中国案件里,技术比对需要让法官或合议庭看明白。美国地区法院有陪审团时,专业术语、复杂结构和多版本产品需要通过图示、样品、专家证言和简洁的时间线讲清楚。不是把材料写得越厚越好,而是要让每一个技术特征、产品证据和争议术语能互相找到出处。

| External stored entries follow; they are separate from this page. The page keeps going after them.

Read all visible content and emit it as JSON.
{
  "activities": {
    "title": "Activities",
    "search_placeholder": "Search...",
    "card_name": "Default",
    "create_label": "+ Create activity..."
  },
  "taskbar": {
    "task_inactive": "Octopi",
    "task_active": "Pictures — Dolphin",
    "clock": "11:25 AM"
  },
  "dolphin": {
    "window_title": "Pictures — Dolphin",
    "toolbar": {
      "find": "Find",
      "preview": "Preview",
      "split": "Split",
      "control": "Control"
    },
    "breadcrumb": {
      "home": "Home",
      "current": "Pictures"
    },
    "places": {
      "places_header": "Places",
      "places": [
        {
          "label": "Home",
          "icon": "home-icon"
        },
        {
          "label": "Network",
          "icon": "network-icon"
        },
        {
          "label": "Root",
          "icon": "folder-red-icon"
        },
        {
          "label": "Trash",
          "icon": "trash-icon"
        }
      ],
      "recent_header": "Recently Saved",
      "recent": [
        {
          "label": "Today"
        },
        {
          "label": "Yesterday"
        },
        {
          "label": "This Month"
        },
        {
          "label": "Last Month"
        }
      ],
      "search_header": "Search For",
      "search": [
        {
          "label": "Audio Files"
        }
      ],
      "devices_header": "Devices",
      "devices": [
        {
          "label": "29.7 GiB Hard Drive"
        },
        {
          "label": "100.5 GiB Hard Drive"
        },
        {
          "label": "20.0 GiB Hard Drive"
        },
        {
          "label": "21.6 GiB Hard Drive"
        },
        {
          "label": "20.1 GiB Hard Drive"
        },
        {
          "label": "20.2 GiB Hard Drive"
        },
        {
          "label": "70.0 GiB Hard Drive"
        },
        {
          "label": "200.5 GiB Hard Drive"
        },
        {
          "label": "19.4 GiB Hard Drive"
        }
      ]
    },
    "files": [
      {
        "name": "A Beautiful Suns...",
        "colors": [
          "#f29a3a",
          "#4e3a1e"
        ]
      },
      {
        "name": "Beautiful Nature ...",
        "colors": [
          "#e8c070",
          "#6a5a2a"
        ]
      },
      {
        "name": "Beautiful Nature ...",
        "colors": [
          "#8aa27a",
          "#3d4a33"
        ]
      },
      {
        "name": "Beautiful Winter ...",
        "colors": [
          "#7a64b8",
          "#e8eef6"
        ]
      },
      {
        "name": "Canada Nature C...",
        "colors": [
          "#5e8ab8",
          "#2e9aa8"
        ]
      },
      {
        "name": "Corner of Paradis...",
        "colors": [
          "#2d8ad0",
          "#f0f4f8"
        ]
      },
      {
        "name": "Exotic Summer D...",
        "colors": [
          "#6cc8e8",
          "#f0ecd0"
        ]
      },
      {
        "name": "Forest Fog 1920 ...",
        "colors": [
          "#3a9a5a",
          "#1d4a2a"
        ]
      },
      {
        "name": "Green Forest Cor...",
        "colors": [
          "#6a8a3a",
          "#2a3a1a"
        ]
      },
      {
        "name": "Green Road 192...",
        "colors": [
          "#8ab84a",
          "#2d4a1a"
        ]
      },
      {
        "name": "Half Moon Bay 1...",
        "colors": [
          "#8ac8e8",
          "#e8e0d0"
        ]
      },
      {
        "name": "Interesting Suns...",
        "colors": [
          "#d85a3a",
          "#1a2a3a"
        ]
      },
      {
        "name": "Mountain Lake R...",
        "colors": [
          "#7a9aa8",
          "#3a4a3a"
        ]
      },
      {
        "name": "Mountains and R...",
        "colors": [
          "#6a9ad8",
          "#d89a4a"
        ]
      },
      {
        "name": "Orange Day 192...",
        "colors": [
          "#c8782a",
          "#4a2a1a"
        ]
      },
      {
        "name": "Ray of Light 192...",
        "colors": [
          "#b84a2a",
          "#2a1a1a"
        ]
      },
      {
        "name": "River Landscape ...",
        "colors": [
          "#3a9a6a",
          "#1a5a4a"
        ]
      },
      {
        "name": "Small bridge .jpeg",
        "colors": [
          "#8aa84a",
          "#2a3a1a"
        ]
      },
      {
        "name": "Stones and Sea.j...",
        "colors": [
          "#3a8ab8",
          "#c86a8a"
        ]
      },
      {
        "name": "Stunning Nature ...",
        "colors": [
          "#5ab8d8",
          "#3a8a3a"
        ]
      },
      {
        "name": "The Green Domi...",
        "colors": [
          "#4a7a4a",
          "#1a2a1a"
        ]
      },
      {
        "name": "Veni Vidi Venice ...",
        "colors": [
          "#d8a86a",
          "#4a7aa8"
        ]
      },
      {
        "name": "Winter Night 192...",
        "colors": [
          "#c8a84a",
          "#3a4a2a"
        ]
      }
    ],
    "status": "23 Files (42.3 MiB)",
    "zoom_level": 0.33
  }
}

陪审团也不是必然出现。案件可能由法官独任审理,也可能因当事人是否提出陪审团请求、法院安排和争议性质而不同。337 调查没有陪审团。因此,企业不能因为美国案件听说有陪审团,就按“演讲稿”准备全部材料;先确认案件类型、审理法官、排期和已下达的程序命令更重要。

同一技术方案,为什么两边结果可能不同

  1. 保护文本不同。中美对应申请可能有不同的权利要求、授权范围、分案和审查陈述,不能只拿一个国家的授权文本下结论。
  2. 术语解释不同。翻译选择、说明书语境、审查档案和专家意见会改变某个技术特征的理解。
  3. 被诉行为不同。中国争议可能集中在制造、销售或许诺销售,美国 337 还会追问进口、进口后销售和涉案型号;行为链不同,证据重点也会变。
  4. 救济目标不同。中国民事诉讼可能涉及停止侵害和损害赔偿;美国地区法院关注禁令和赔偿,337 调查更偏向进口排除或停止相关行为。
  5. 程序时间不同。两边的答辩、证据提交、翻译和专家期限不会自动同步,一边延期不代表另一边也延期。

收到材料后,跨境企业先做这五步

  1. 确认文书和场所。记录案号、受理机构、送达时间、答辩期限、被点名的专利和产品型号。先分清是中国法院、美国地区法院还是 337 调查。
  2. 建立两套比对表。用同一套产品事实做底稿,再按中国权利要求和美国权利要求分别列出技术特征、证据出处、争议术语和待补材料。
  3. 冻结证据。保留样品、图纸、代码、测试数据、采购与生产记录、订单、进口报关材料、网页版本、邮件和内部讨论。每份文件标明来源、日期和版本。
  4. 核对翻译。不要让市场宣传译文替代专利和技术文件的专业翻译。把关键术语、尺寸、连接关系和功能效果单独列表,让技术人员与法律团队逐项确认。
  5. 分开安排团队。国内诉讼、美国地区法院和 337 调查的代理安排、保密边界和提交格式可能不同。涉及源代码、客户资料或跨境传输时,要先核实保密令、数据流转和当地执业要求。

几个容易走偏的做法

  • 把 337 当成赔偿官司。只准备损失表,却没有整理进口链条、产品型号和美国市场证据,方向就偏了。
  • 认为拿到一国结论就够了。中国法院的比对结果不会自动约束美国法院或委员会,反过来也一样。
  • 只保存最终产品。研发版本、修改记录和测试数据常能说明技术特征何时出现、为何改变,删掉后再补很困难。
  • 把英文材料交给不懂技术的人直译。一个术语译错,可能让后面的专家报告和比对表都失去对应关系。
  • 忽略程序命令。美国案件的证据开示、保密和专家期限很具体,错过后能否补救要看法院是否准许,不能自行假定。

法律依据

中国《专利法》第十一条规定专利权人的排他性权利;第五十九条规定发明或者实用新型专利权的保护范围以权利要求的内容为准,说明书和附图可以用于解释权利要求;第六十条涉及侵权争议的处理途径;第六十五条涉及侵权损害赔偿。美国 35 U.S.C. §271 规定专利侵权的基本类型,35 U.S.C. §284涉及损害赔偿,19 U.S.C. §1337是 337 调查及相关进口救济的重要依据。

什么时候该找律师

只要两边已经出现正式送达、进口排除风险、源代码或客户资料开示要求,或者中英文权利要求的关键术语对不上,就不宜只靠一份通用说明应付。先把文书、专利文本、产品版本和期限表整理好,再分别让熟悉中国专利诉讼、美国地区法院和 337 调查的执业律师核对。跨境案件的材料可以共用事实底稿,但法律结论仍要逐边判断,最后结果会受证据、程序命令和具体权利要求影响。